The normal distribution is a continuous probability distribution that is symmetric about its mean. It describes many natural phenomena (e.g. heights, test scores) and is often used as an approximation for binomial distributions when \( n \) is large.

\( X \sim N(\mu, \sigma^2) \)

where:

• \( \mu \) = mean (center of the distribution)
• \( \sigma^2 \) = variance
• \( \sigma \) = standard deviation (measure of spread)

The probability density function is:

\( f(x) = \frac{1}{\sigma \sqrt{2\pi}} e^{ – \frac{(x – \mu)^2}{2 \sigma^2}} \)

Properties of the Normal Distribution

• It is bell-shaped and symmetric about \( \mu \).
• The mean, median, and mode are equal: \( \mu = \text{median} = \text{mode} \).
• Approximately 68% of values lie within \( \mu \pm \sigma \).
• Approximately 95% of values lie within \( \mu \pm 2\sigma \).
• Approximately 99.7% of values lie within \( \mu \pm 3\sigma \).
• The total area under the curve is 1 (represents total probability).

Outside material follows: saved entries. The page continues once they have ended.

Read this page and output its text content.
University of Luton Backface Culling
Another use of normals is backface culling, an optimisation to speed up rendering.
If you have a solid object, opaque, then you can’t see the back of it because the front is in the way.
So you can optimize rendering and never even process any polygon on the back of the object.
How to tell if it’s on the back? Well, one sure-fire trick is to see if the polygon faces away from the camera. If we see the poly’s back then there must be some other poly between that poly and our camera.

Diagrammatic Representation

A normal distribution curve is smooth and bell-shaped. The highest point is at \( x = \mu \). The curve approaches but never touches the horizontal axis (asymptotic).

Diagram description:

• Horizontal axis labeled \( x \)
• Curve centered at \( \mu \)
• Vertical lines at \( \mu \), \( \mu \pm \sigma \), \( \mu \pm 2\sigma \), \( \mu \pm 3\sigma \)
• Shading for areas representing 68%, 95%, and 99.7%

Note: In practice, values of normal probabilities are found using technology (GDC, calculator) or standard normal tables.